In the last few weeks, a range of streetside trees have gone away where Mt. Vernon Road comes south to cross Rt. 16 heading into downtown Newark. Buildings are getting renovated on one side, structures are coming down and being abandoned in preparation for demolition as we get closer to a bridge widening project that will make Rt. 13 and Mt. Vernon Road two way traffic through there.
Since I work a mile north of downtown Newark, and come back this way down Rt. 13 all the time, it's a familiar stretch of streetscape. And it's startling how completely different the block looks with those trees down.
When I'm waiting for the light to turn right onto Rt. 16, the now empty block to my left where the Cunningham house is already an historical memory, there's a lonely magnolia whose spring glory is almost surely its last, the blossoms now falling petal by pink petal.
But coming back down Newark-Granville Road into the village, the dread plague of orange dot disease seems to be as hard on our trees as emerald ash borers and gypsy moths have been. Some gnarled old guardians of the bike path, grown in a twist around metal fence posts and utility guy wires, are gone; closer in, some trunks that clearly have little life above are wearing their sad stain, and some gaps in the foliage tunnel will no doubt soon appear.
In my own neighborhood, the homeowners association will meet here in another week, and we trustees will talk about the blight that's spread in our area of common responsibility, forcing the removal and ultimately replacement of some large evergreens. You learn in this work that this particular task ain't cheap. And thinking about a tree suddenly down across a corner of a house is a reminder of why it probably shouldn't be.
A recent photo on Facebook made the rounds of Granville folk, a view east on Broadway's end at the base of Mount Parnassus, showing the view up branching off the interurban line and the curve of the road heading into Clear Run's valley below.

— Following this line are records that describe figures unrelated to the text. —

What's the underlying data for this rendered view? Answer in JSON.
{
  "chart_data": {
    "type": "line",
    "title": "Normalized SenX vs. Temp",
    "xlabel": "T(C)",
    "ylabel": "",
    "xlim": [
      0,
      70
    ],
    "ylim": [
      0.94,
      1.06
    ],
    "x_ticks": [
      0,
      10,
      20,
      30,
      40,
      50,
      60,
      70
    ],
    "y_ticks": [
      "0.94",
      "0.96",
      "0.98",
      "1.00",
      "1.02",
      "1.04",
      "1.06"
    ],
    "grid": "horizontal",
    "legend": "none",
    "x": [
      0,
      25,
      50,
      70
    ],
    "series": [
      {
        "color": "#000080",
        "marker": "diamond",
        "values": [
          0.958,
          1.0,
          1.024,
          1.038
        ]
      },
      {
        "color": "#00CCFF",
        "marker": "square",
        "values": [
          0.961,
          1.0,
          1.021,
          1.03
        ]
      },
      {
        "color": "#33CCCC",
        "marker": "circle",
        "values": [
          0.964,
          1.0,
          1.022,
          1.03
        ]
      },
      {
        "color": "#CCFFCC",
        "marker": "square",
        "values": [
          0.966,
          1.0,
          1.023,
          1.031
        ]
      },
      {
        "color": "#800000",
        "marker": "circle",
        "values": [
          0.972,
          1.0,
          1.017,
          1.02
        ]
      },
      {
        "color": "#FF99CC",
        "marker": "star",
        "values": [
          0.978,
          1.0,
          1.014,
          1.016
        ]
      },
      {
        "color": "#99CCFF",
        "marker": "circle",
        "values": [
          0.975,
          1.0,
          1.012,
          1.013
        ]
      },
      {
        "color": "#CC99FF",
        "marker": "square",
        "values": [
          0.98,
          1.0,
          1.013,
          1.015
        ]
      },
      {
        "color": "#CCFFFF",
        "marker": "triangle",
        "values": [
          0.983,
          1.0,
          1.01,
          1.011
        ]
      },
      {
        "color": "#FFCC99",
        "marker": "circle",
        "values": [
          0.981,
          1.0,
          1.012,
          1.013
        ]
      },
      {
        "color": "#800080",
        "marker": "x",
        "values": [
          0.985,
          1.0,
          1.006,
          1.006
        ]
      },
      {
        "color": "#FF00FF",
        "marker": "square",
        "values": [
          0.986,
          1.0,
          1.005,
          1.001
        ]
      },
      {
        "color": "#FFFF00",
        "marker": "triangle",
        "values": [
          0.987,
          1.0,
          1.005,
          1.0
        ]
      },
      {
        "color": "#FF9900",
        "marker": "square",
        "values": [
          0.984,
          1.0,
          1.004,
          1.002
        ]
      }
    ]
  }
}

And there's no trees. Virtually none, on the slopes, across the horizon. No trees.
A hundred years ago or so, the movement from pioneer settlement to the spread of agriculture had resulted in the cutting of every mature tree across the landscape. The woodsy village we're used to thinking of as timeless is a relatively recent development.

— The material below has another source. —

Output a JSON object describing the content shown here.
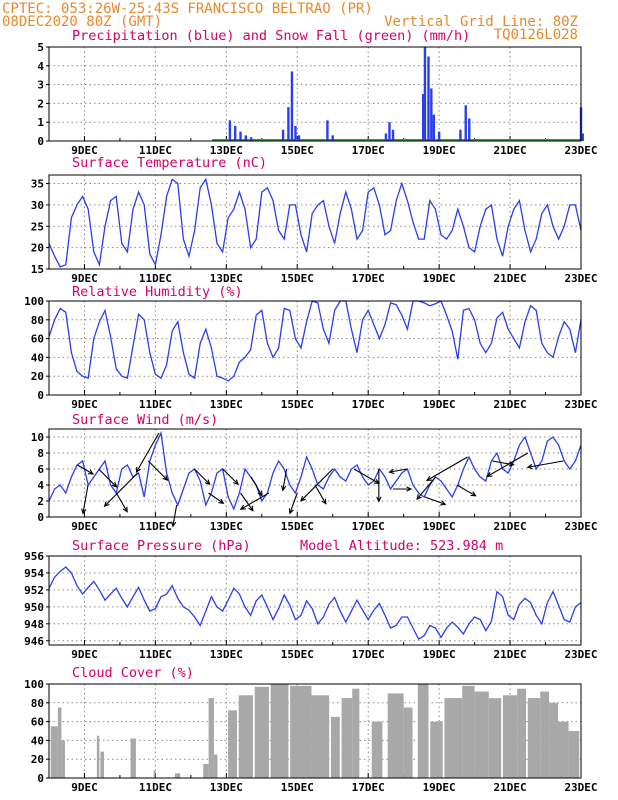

And if you go over to the Octagon Earthworks next Sunday (Apr. 17) in the afternoon, and join in one of the tours of the grounds, you will likely hear that, 2,000 years ago, the plateau defined between Raccoon Creek and the South Fork of the Licking River and Ramp Creek was, according to soil studies, a managed prairie. That data, along with the work compiled by science writer Charles Mann in his book "1491" indicates that it's not unreasonable to see the data as telling us much of the lowland areas of Licking County were carefully and thoughtfully managed for centuries even before the Newark Earthworks complex was constructed, a treeless terrace above the river valleys that gave clear views of the horizon. There the sunrises and moonrises and other astronomical appearances would be easily in evidence.
Trees are good, but they're like us, players passing across this vast stage that is the Land of Legend.